Summarize Text Columns in Excel with Copilot to Categorize Survey Responses
Copilot in Excel can now read a column of free-text answers — survey responses, feedback, help desk tickets — and summarize it into clean categories with a live count. Here is the exact prompt and workflow.
Copilot in Excel just picked up a feature I have wanted for a long time: it can read a whole column of free-text answers and summarize it into clean, countable categories. This one is on Microsoft's roadmap (roadmap ID 560531), and I caught it as soon as it rolled out.

If you have ever stared at a column full of written responses and thought, "I need to group these into themes," this is for you. Think customer survey responses, conference feedback, help desk tickets, or product reviews. Instead of reading every row and tagging it by hand, you hand the column to Copilot and let it do the categorizing.
What you need before you start
You still need a paid Copilot license for this to work — it is built right into Copilot in Excel. If you are not sure which plan you have, here is how to tell whether you have Microsoft 365 Copilot or the free Copilot Chat. I have done text analysis like this before with the COPILOT function, but now it is baked directly into the Copilot pane, so you do not have to write the formula yourself.
The example: a column of survey responses
I am working with a spreadsheet of fictitious survey data.
By the way, you can download this file so you can practice with it if you want:
The column I care about is column E, where the header asks, "What has your overall experience been like shopping with us?" Every row underneath is a sentence or two of free text — comments about checkout, the website, customer service, shipping, and so on. There are 25 responses in total, and nothing lives past column G on the sheet, which matters in a moment.

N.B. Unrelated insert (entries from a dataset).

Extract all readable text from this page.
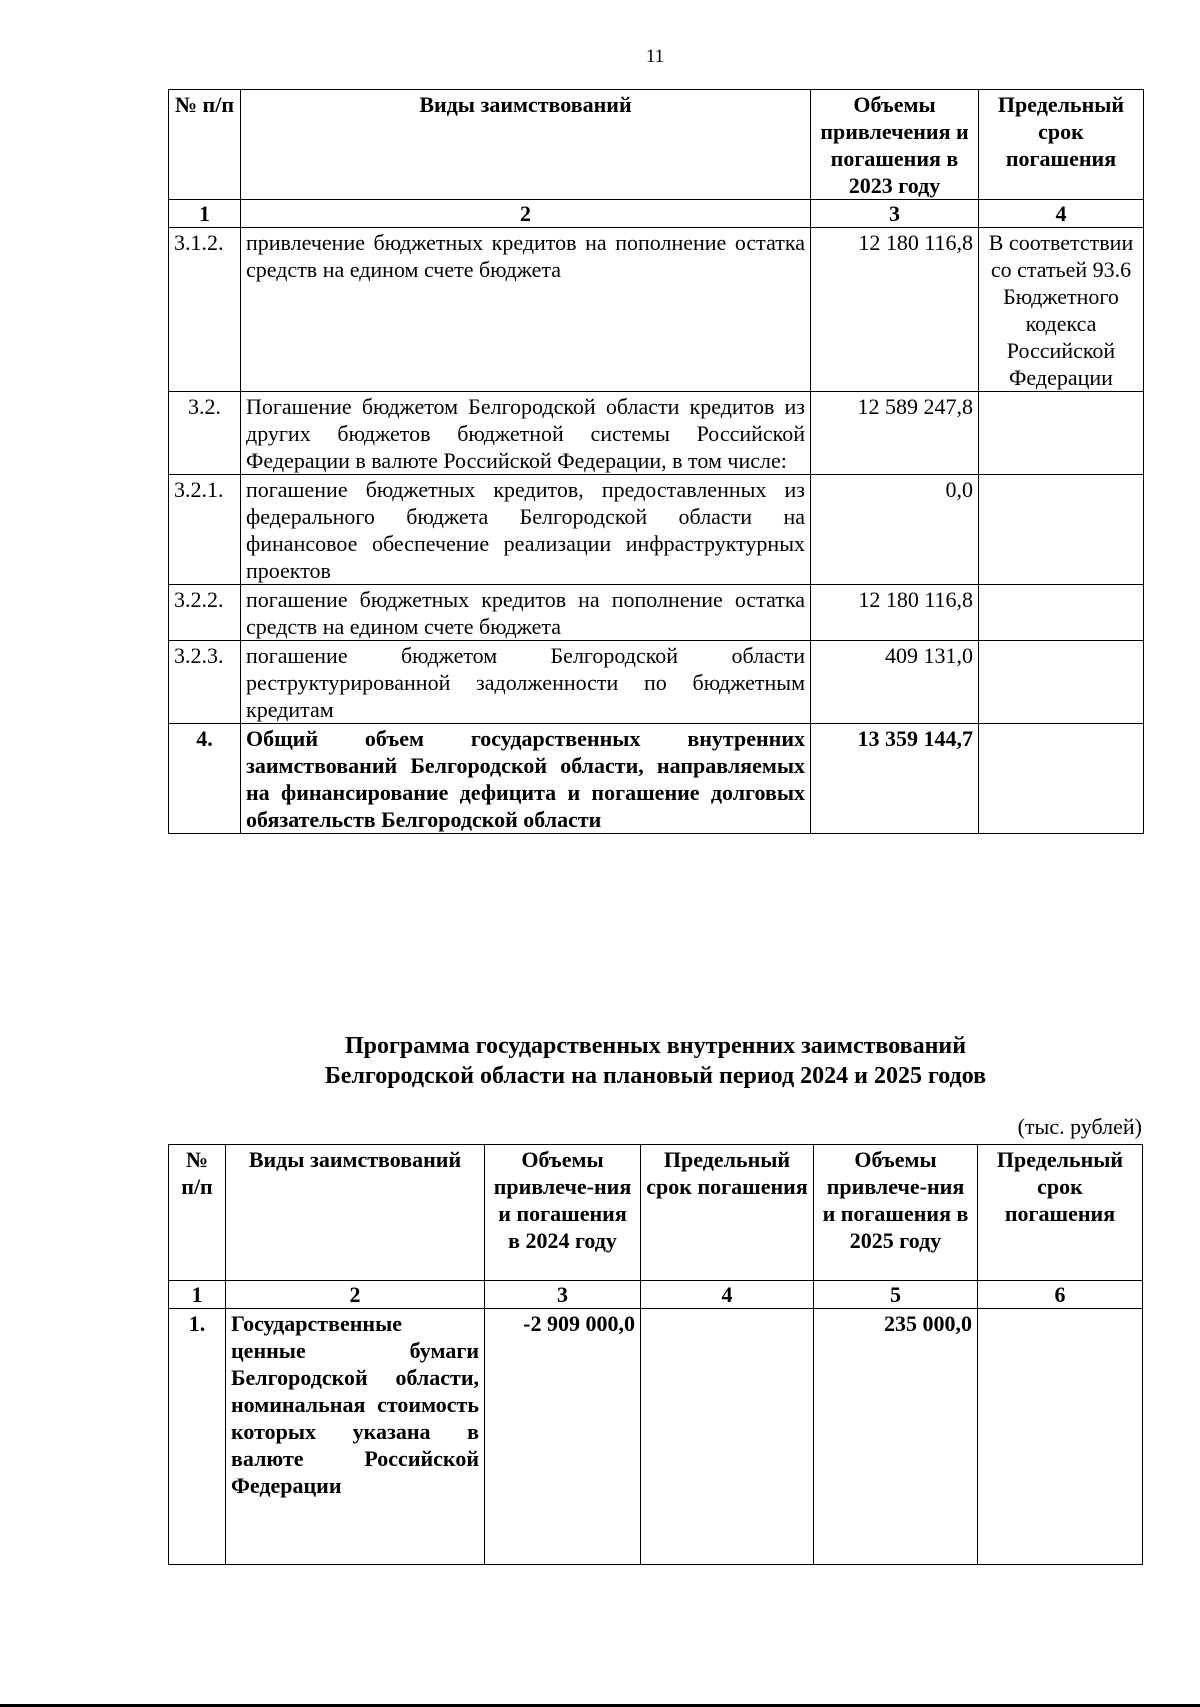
11
№ п/п	Виды заимствований	Объемы привлечения и погашения в 2023 году	Предельный срок погашения
1	2	3	4
3.1.2.	привлечение бюджетных кредитов на пополнение остатка средств на едином счете бюджета	12 180 116,8	В соответствии со статьей 93.6 Бюджетного кодекса Российской Федерации
3.2.	Погашение бюджетом Белгородской области кредитов из других бюджетов бюджетной системы Российской Федерации в валюте Российской Федерации, в том числе:	12 589 247,8	
3.2.1.	погашение бюджетных кредитов, предоставленных из федерального бюджета Белгородской области на финансовое обеспечение реализации инфраструктурных проектов	0,0	
3.2.2.	погашение бюджетных кредитов на пополнение остатка средств на едином счете бюджета	12 180 116,8	
3.2.3.	погашение бюджетом Белгородской области реструктурированной задолженности по бюджетным кредитам	409 131,0	
4.	Общий объем государственных внутренних заимствований Белгородской области, направляемых на финансирование дефицита и погашение долговых обязательств Белгородской области	13 359 144,7	
Программа государственных внутренних заимствований
Белгородской области на плановый период 2024 и 2025 годов
(тыс. рублей)
№ п/п	Виды заимствований	Объемы привлече-ния и погашения в 2024 году	Предельный срок погашения	Объемы привлече-ния и погашения в 2025 году	Предельный срок погашения
1	2	3	4	5	6
1.	Государственные ценные бумаги Белгородской области, номинальная стоимость которых указана в валюте Российской Федерации	-2 909 000,0		235 000,0	
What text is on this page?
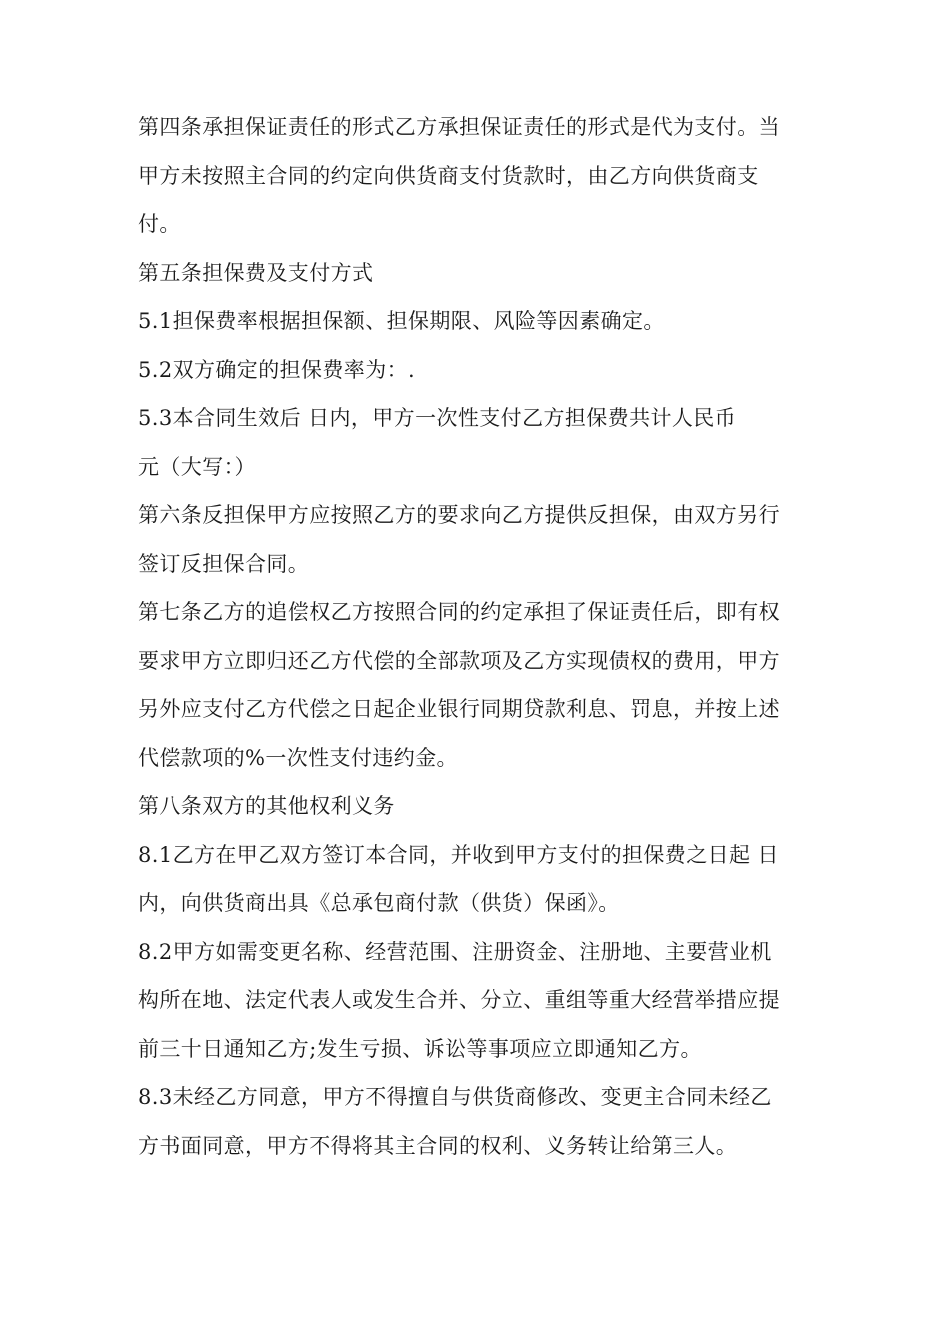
第四条承担保证责任的形式乙方承担保证责任的形式是代为支付。当
甲方未按照主合同的约定向供货商支付货款时，由乙方向供货商支
付。
第五条担保费及支付方式
5.1担保费率根据担保额、担保期限、风险等因素确定。
5.2双方确定的担保费率为：.
5.3本合同生效后 日内，甲方一次性支付乙方担保费共计人民币
元（大写：）
第六条反担保甲方应按照乙方的要求向乙方提供反担保，由双方另行
签订反担保合同。
第七条乙方的追偿权乙方按照合同的约定承担了保证责任后，即有权
要求甲方立即归还乙方代偿的全部款项及乙方实现债权的费用，甲方
另外应支付乙方代偿之日起企业银行同期贷款利息、罚息，并按上述
代偿款项的%一次性支付违约金。
第八条双方的其他权利义务
8.1乙方在甲乙双方签订本合同，并收到甲方支付的担保费之日起 日
内，向供货商出具《总承包商付款（供货）保函》。
8.2甲方如需变更名称、经营范围、注册资金、注册地、主要营业机
构所在地、法定代表人或发生合并、分立、重组等重大经营举措应提
前三十日通知乙方;发生亏损、诉讼等事项应立即通知乙方。
8.3未经乙方同意，甲方不得擅自与供货商修改、变更主合同未经乙
方书面同意，甲方不得将其主合同的权利、义务转让给第三人。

Open Copilot and write one prompt
Click the Copilot icon to open the pane and start a new chat. If you hover over the icon you will also see quick options like Add data insights and Improve formatting, but for this we are going to type our own instruction.

Here is the exact prompt I used:
Analyze the responses in column E and identify the top five recurring themes. Create a new column with a category for each response.

What Copilot builds for you
When the pane turns purple, Copilot is working — you can start reading its plan while it finishes. It reasons through the task in a few steps, and you can expand those steps to see exactly what it is doing. The first thing I check is that it looked at all 25 responses, and it did: it confirms the count and works through every row.
From there it does two things. It adds a new "Experience Theme" column (column H) next to the responses and tags each row with a category like Customer Service, Product Quality, Shipping & Returns, Website & App Experience, or Checkout & Payment.
Then it builds a small top-five summary table off to the side, using the COUNTIF function to count how many responses fall into each theme.

Review the results
Before you trust any AI output, spot-check it. Walk down the new theme column and sanity-check a few rows against the original text: a comment about a loyalty program reads as Customer Service, a note about the product description maps to Product Quality, and comments about the website and app land in Website & App Experience. The categories held up across the responses I checked.
The summary table gives you the top five themes with a count and a share of the total: Customer Service (7), Product Quality (6), Shipping & Returns (6), Website & App Experience (4), and Checkout & Payment (2). Add up the shares and they come to 100 percent, which is a quick gut-check that nothing was dropped.

Why the summary stays accurate
Here is the part I like most: the counts in the summary table are real COUNTIF formulas, not pasted numbers. Because the formula is live, if the categories ever change — you re-run the analysis, or you edit a theme by hand — the counts and percentages update automatically. You get a genuine, self-maintaining summary of a text column instead of a one-time snapshot.
That is the whole workflow: point Copilot at a text column, ask for themes and categories, and let it tag every row and count the results for you. It turns an hour of manual reading into a single prompt.